The team is centering its research on Shades Beach in Harborcreek Township and Erie Bluffs State Park in Girard/Springfield townships. 

For their part, Dolanc and his students are focused on dendrochronology, or the scientific method of dating tree rings.

“Students are collecting tree cores at the two sites from trees that grow on the bluffs at different positions,” Dolanc explained. “They bring the cores back to the lab at Mercyhurst and process them by sanding the wood, counting the rings, and comparing cores from different trees to look for common patterns. For example, if all trees share a common set of narrow rings from 1982-1984, it could mean they all were impacted by the same erosion event that occurred in 1982 that damaged their root systems.”

Meanwhile, Lang and his group are taking a more high-tech approach. They are gathering data, like topography and vegetation cover, and importing that into a GIS program called ArcMAP to calculate bluff loss over time and generate erosion prediction maps.

“We are taking shoreline images and tracking how much erosion has occurred at the bluff edge over the past 15 years,” Lang said. “Students have images collected by airplanes from 2007 and 2018 that clearly show the bluff edge and they are comparing that to GPS data they have collected in the field this summer from along the current bluff edge. Overlaying the data in ArcMAP allows them to see how much of the top of the bluff has retreated over that time frame.”

While initial findings are consistent with field surveys done by the Pennsylvania Department of Conservation and Natural Resources, Lang said the team’s research shows there are multiple ways of measuring erosion rates.

“With Chris’ work, we are finding that most erosion is happening on the bluff face and not so much at the top of the bluff edge,” Lang said. “We’re also starting to get dates of when some of the bigger erosion events occurred.”

Dolanc added, “We figured out the top of the bluffs are more stable because the trees that live there are consistently older than the trees living closer to the bottom of the bluff.”

At the conclusion of their work, Dolanc and Lang will deliver a final report to DEP, including GIS maps, that provides a qualitative model of erosion styles and frequencies of large mass wasting events.

Dolanc said the research not only informs the disciplines of ecology and geology but provides useful data for the human population, such as in the case of potential land development. And, for the students, it presents the opportunity to do the meaningful research and present their findings at a geology conference in Denver later this year.

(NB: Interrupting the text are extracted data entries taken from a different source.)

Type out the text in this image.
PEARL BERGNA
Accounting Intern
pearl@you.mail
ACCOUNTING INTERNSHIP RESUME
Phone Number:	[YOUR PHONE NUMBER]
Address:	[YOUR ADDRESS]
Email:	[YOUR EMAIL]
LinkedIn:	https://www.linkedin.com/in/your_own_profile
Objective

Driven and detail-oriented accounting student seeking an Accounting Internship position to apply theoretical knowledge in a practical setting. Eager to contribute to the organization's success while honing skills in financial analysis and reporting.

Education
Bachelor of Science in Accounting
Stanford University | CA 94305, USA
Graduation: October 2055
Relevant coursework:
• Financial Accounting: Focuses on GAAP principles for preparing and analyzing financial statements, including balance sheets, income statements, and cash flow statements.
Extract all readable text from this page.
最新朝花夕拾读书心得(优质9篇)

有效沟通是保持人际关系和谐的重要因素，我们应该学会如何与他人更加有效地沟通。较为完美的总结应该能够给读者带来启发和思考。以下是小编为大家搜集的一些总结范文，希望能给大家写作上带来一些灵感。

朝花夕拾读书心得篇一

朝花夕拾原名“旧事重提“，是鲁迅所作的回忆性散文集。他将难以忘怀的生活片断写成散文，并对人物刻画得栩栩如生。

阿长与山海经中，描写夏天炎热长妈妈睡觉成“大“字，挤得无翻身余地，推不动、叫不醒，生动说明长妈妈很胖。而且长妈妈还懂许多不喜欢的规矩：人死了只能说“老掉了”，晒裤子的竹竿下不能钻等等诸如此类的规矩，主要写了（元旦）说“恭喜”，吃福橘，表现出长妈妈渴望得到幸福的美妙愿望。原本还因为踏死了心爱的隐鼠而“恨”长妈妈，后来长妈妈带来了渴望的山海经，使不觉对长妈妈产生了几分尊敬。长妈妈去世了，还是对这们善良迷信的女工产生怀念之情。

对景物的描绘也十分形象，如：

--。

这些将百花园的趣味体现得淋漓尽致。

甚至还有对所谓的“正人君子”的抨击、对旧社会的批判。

Schwab, who graduated in May with a degree in Environmental Science, said the experience has been both enlightening and enjoyable. “I took dendrochronology my junior year and really liked it,” she said. “When Dr. Dolanc was looking for students who were efficient in dendrochronology for this project, I was fortunate to be still be here, and so I took it,” she said. 

PHOTO: Nicole Schwab ’22 works on erosion research counting tree rings to determine age and climate impacts.